Half of the two visual and media arts courses’ students are in Boston, and the other half are in LA, where they are taught by professors John Craig Freeman and Diane Lake.
Freeman said the students in his course, called Research and Creative Production in Virtual and Augmented Reality Public Art, work on a research project to create public virtual art throughout LA that locals can only see through their smartphones. By running a certain program, users will be able to see visual art overlaid over a live feed from their phones’ cameras.
The students in Boston have their class at the same time as the LA students, and use video chat to communicate with one another from across the country, with teaching assistants overseeing the classrooms in Boston.
Senior Lucianna Faraone Coccia, a student in Freeman’s course, said she enjoys the chance to interact with her peers from across the country.
“It’s really cool to be able to take advantage of the technology we are lucky enough to be afforded not only for the project, but also simply for class,” Coccia, a visual and media arts major, said in a video chat interview from LA. “It’s awesome that we can still work with our peers in Boston.”
Freeman said he was inspired to do his part in globalizing Emerson’s curriculum after teaching in Asia.

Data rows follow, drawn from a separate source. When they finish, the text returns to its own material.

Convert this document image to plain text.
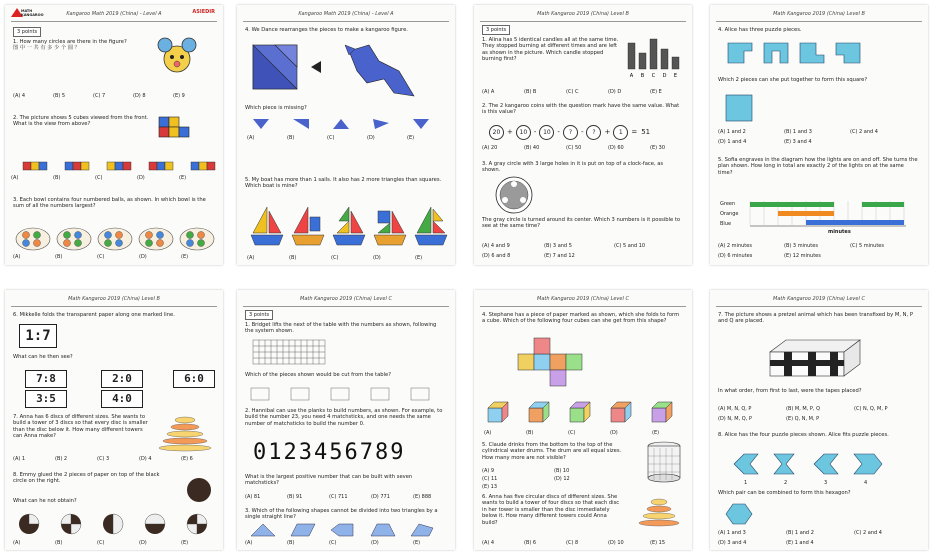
MATH KANGAROO	Kangaroo Math 2019 (China) - Level A	ASIEDIR
3 points
1. How many circles are there in the figure?
图 中 一 共 有 多 少 个 圆 ？
(A) 4	(B) 5	(C) 7	(D) 8	(E) 9
2. The picture shows 5 cubes viewed from the front.
What is the view from above?
(A)	(B)	(C)	(D)	(E)
3. Each bowl contains four numbered balls, as shown. In which bowl is the sum of all the numbers largest?
(A)	(B)	(C)	(D)	(E)
Kangaroo Math 2019 (China) - Level A
4. We Dance rearranges the pieces to make a kangaroo figure.
Which piece is missing?
(A)	(B)	(C)	(D)	(E)
5. My boat has more than 1 sails. It also has 2 more triangles than squares. Which boat is mine?
(A)	(B)	(C)	(D)	(E)
Math Kangaroo 2019 (China) Level B
3 points
1. Alina has 5 identical candles all at the same time. They stopped burning at different times and are left as shown in the picture. Which candle stopped burning first?
A B C D E
(A) A	(B) B	(C) C	(D) D	(E) E
2. The 2 kangaroo coins with the question mark have the same value. What is this value?
20 + 10 - 10 - ? - ? + 1 = 51
(A) 20	(B) 40	(C) 50	(D) 60	(E) 30
3. A gray circle with 3 large holes in it is put on top of a clock-face, as shown.
The gray circle is turned around its center. Which 3 numbers is it possible to see at the same time?
(A) 4 and 9	(B) 3 and 5	(C) 5 and 10
(D) 6 and 8	(E) 7 and 12
Math Kangaroo 2019 (China) Level B
4. Alice has three puzzle pieces.
Which 2 pieces can she put together to form this square?
(A) 1 and 2	(B) 1 and 3	(C) 2 and 4
(D) 1 and 4	(E) 3 and 4
5. Sofia engraves in the diagram how the lights are on and off. She turns the plan shown. How long in total are exactly 2 of the lights on at the same time?
Green
Orange
Blue
minutes
(A) 2 minutes	(B) 3 minutes	(C) 5 minutes
(D) 6 minutes	(E) 12 minutes
Math Kangaroo 2019 (China) Level B
6. Mikkelle folds the transparent paper along one marked line.
1:7
What can he then see?
7:8	2:0	6:0
3:5	4:0
7. Anna has 6 discs of different sizes. She wants to build a tower of 3 discs so that every disc is smaller than the disc below it. How many different towers can Anna make?
(A) 1	(B) 2	(C) 3	(D) 4	(E) 6
8. Emmy glued the 2 pieces of paper on top of the black circle on the right.
What can he not obtain?
(A)	(B)	(C)	(D)	(E)
Math Kangaroo 2019 (China) Level C
3 points
1. Bridget lifts the next of the table with the numbers as shown, following the system shown.
Which of the pieces shown would be cut from the table?
2. Hannibal can use the planks to build numbers, as shown. For example, to build the number 23, you need 4 matchsticks, and one needs the same number of matchsticks to build the number 0.
0123456789
What is the largest positive number that can be built with seven matchsticks?
(A) 81	(B) 91	(C) 711	(D) 771	(E) 888
3. Which of the following shapes cannot be divided into two triangles by a single straight line?
(A)	(B)	(C)	(D)	(E)
Math Kangaroo 2019 (China) Level C
4. Stephane has a piece of paper marked as shown, which she folds to form a cube. Which of the following four cubes can she get from this shape?
(A)	(B)	(C)	(D)	(E)
5. Claude drinks from the bottom to the top of the cylindrical water drums. The drum are all equal sizes. How many more are not visible?
(A) 9	(B) 10
(C) 11	(D) 12
(E) 13
6. Anna has five circular discs of different sizes. She wants to build a tower of four discs so that each disc in her tower is smaller than the disc immediately below it. How many different towers could Anna build?
(A) 4	(B) 6	(C) 8	(D) 10	(E) 15
Math Kangaroo 2019 (China) Level C
7. The picture shows a pretzel animal which has been transfixed by M, N, P and Q are placed.
In what order, from first to last, were the tapes placed?
(A) M, N, Q, P	(B) M, M, P, Q	(C) N, Q, M, P
(D) N, M, Q, P	(E) Q, N, M, P
8. Alice has the four puzzle pieces shown. Alice fits puzzle pieces.
1	2	3	4
Which pair can be combined to form this hexagon?
(A) 1 and 3	(B) 1 and 2	(C) 2 and 4
(D) 3 and 4	(E) 1 and 4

“If Emerson is going to remain on the cutting edge of relevancy in the 21st century, then we have to take on this idea of globalization and globalizing curriculum,” Freeman said in a video chat interview from LA. “Part of the idea is us learning how to work in a dispersed way where people are working from various locations and overcoming the various obstacles like time, language and location.”
Freeman said he applied for a grant from Emerson last year—the President’s Fund for Curricular Innovation—so students could get course credit for working on faculty research and creative projects like his.
Around the time that grant was approved, Freeman said he was also awarded a commission from the Los Angeles County Museum of Arts’ Art and Technology program, which goes toward providing the class with advice from high-tech companies.
“Part of the idea is a need to be able to more directly connect the two campuses between Boston and LA,” Freeman said.
Lake was invited by Freeman to go to LA to teach her own, separate course, titled Writing the Biopic. The class, which also includes students from the Boston and LA campuses, teaches students about different biographical movies and the techniques that are used to make them.
Lake said she enjoys the opportunity to help familiarize her students with virtual communications, which she said will be a big part of their life after they leave the college.
“In the film business in this day and age, people are doing pitches for films on Skype, and they’re doing meetings on FaceTime,” Lake said in a phone interview from LA. “I think it is a really great thing to be able to have a chance for the students to get used to this technology.”
Overcoming geographic obstacles with technology will prepare Emerson well for the future, Lake said.
“It’s just the beginning, and I hope there’s going to be a lot more of it,” Lake said. “Not just between our two [campuses], but around the world with this kind of learning.”
Correction, Jan. 29: A previous version of this article incorrectly stated that Freeman invited Lake to teach at Los Angeles. In fact, Lake was chosen to teach at the Los Angeles campus before Freeman was. Freeman just convinced Lake to do the online course.